Ce retour en arrière ne se fit pas sans résistance. Les travailleurs, quelque temps affranchis, ne reprirent pas le joug avec docilité. Des conflits renouvelés mirent de ce jour aux prises artisans et patrons. Des incidens surgirent, que les gens réfléchis n’envisageaient pas sans effroi. C’est ainsi que l’on vit, dans une manufacture, les ouvriers, formés en tribunal, condamner à l’amende ceux d’une fabrique voisine, pour n’avoir pas pris le parti de leurs camarades congédiés, et menacer de l’interdit tous ceux qui refuseraient de reconnaître la sentence. Devant de tels symptômes, en présence de ces mœurs nouvelles, de l’état d’esprit qu’elles décelaient, les sages se demandaient combien de temps pourrait tenir une politique de contrainte et de régression.

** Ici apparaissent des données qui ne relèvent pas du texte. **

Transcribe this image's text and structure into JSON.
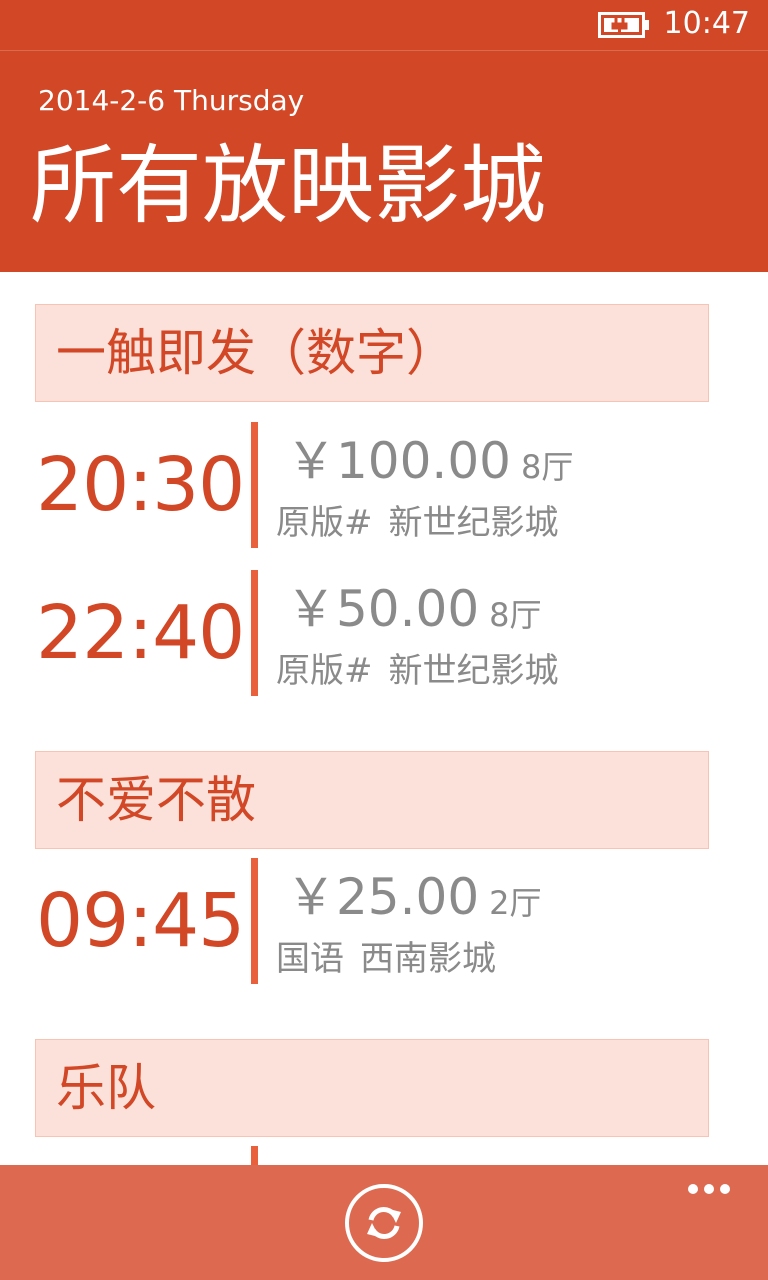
{
  "status_bar": {
    "time": "10:47",
    "battery_icon": "battery-charging-icon"
  },
  "header": {
    "date": "2014-2-6 Thursday",
    "title": "所有放映影城"
  },
  "movies": [
    {
      "title": "一触即发（数字）",
      "showtimes": [
        {
          "time": "20:30",
          "price": "￥100.00",
          "hall": "8厅",
          "version": "原版#",
          "cinema": "新世纪影城"
        },
        {
          "time": "22:40",
          "price": "￥50.00",
          "hall": "8厅",
          "version": "原版#",
          "cinema": "新世纪影城"
        }
      ]
    },
    {
      "title": "不爱不散",
      "showtimes": [
        {
          "time": "09:45",
          "price": "￥25.00",
          "hall": "2厅",
          "version": "国语",
          "cinema": "西南影城"
        }
      ]
    },
    {
      "title": "乐队",
      "showtimes": []
    }
  ],
  "app_bar": {
    "refresh_icon": "refresh-icon",
    "more_icon": "ellipsis-icon"
  },
  "colors": {
    "accent": "#d24726",
    "header_fill": "#fbe1da",
    "divider": "#e8603c",
    "app_bar": "#dd6a50",
    "secondary_text": "#8a8a8a"
  }
}
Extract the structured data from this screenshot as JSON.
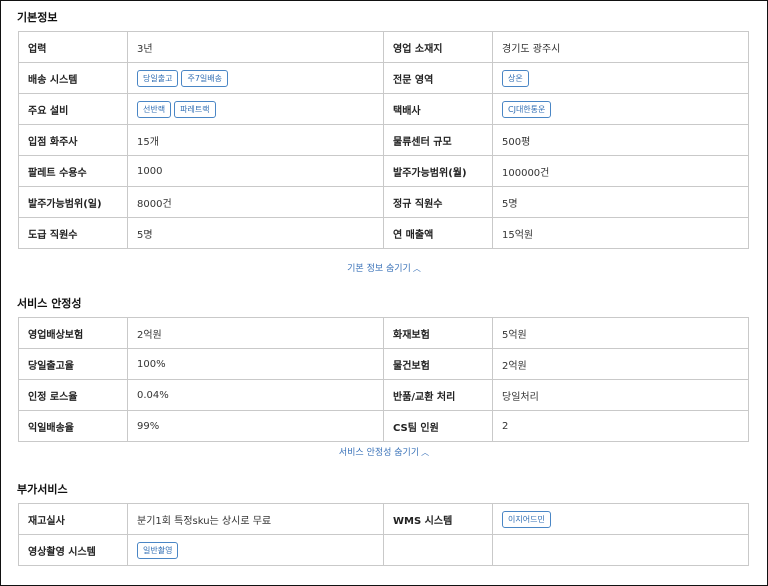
{
  "basic": {
    "title": "기본정보",
    "toggle_label": "기본 정보 숨기기",
    "rows": [
      {
        "l1": "업력",
        "v1": "3년",
        "l2": "영업 소재지",
        "v2": "경기도 광주시"
      },
      {
        "l1": "배송 시스템",
        "tags1": [
          "당일출고",
          "주7일배송"
        ],
        "l2": "전문 영역",
        "tags2": [
          "상온"
        ]
      },
      {
        "l1": "주요 설비",
        "tags1": [
          "선반랙",
          "파레트랙"
        ],
        "l2": "택배사",
        "tags2": [
          "CJ대한통운"
        ]
      },
      {
        "l1": "입점 화주사",
        "v1": "15개",
        "l2": "물류센터 규모",
        "v2": "500평"
      },
      {
        "l1": "팔레트 수용수",
        "v1": "1000",
        "l2": "발주가능범위(월)",
        "v2": "100000건"
      },
      {
        "l1": "발주가능범위(일)",
        "v1": "8000건",
        "l2": "정규 직원수",
        "v2": "5명"
      },
      {
        "l1": "도급 직원수",
        "v1": "5명",
        "l2": "연 매출액",
        "v2": "15억원"
      }
    ]
  },
  "stability": {
    "title": "서비스 안정성",
    "toggle_label": "서비스 안정성 숨기기",
    "rows": [
      {
        "l1": "영업배상보험",
        "v1": "2억원",
        "l2": "화재보험",
        "v2": "5억원"
      },
      {
        "l1": "당일출고율",
        "v1": "100%",
        "l2": "물건보험",
        "v2": "2억원"
      },
      {
        "l1": "인정 로스율",
        "v1": "0.04%",
        "l2": "반품/교환 처리",
        "v2": "당일처리"
      },
      {
        "l1": "익일배송율",
        "v1": "99%",
        "l2": "CS팀 인원",
        "v2": "2"
      }
    ]
  },
  "extra": {
    "title": "부가서비스",
    "rows": [
      {
        "l1": "재고실사",
        "v1": "분기1회 특정sku는 상시로 무료",
        "l2": "WMS 시스템",
        "tags2": [
          "이지어드민"
        ]
      },
      {
        "l1": "영상촬영 시스템",
        "tags1": [
          "일반촬영"
        ],
        "l2": "",
        "v2": ""
      }
    ]
  }
}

Les destructions opérées par Clugny furent cependant moins critiquées encore que certaines de ses créations, parmi lesquelles il faut noter surtout l’institution de la « Loterie royale de France. » C’était chez nous une chose nouvelle. Sans doute, malgré les nombreux règlemens qui proscrivaient tous les jeux de hasard, quelques loteries particulières, établies en faveur d’œuvres utiles ou bienfaisantes, comme l’Ecole militaire ou des communautés religieuses indigentes, étaient tacitement tolérées, à cause de leur objet. Mais Clugny osa davantage. En vue de procurer une ressource au Trésor, il s’avisa de supprimer toutes les loteries partielles, pour fonder une vaste loterie, fonctionnant au profit du Roi, administrée sous son autorité par des commissaires officiels[1]. La lettre où il annonce cette audacieuse innovation expose avec un cynisme candide les motifs qui l’inspirent et le but qu’il poursuit : « Sur ce qu’il a été représenté au Roi que les différentes loteries établies jusqu’à présent dans le royaume n’avaient pas pu empêcher ses sujets de porter leurs fonds dans les pays étrangers…, il a paru qu’il ne pouvait y avoir d’autre remède que de leur procurer une nouvelle loterie, dont les différens jeux, en leur présentant les hasards qu’ils veulent chercher, soient capables de satisfaire et de fixer leurs goûts. » Ce langage, succédant à celui de

  1. Arrêt du Conseil du 30 juin 1770.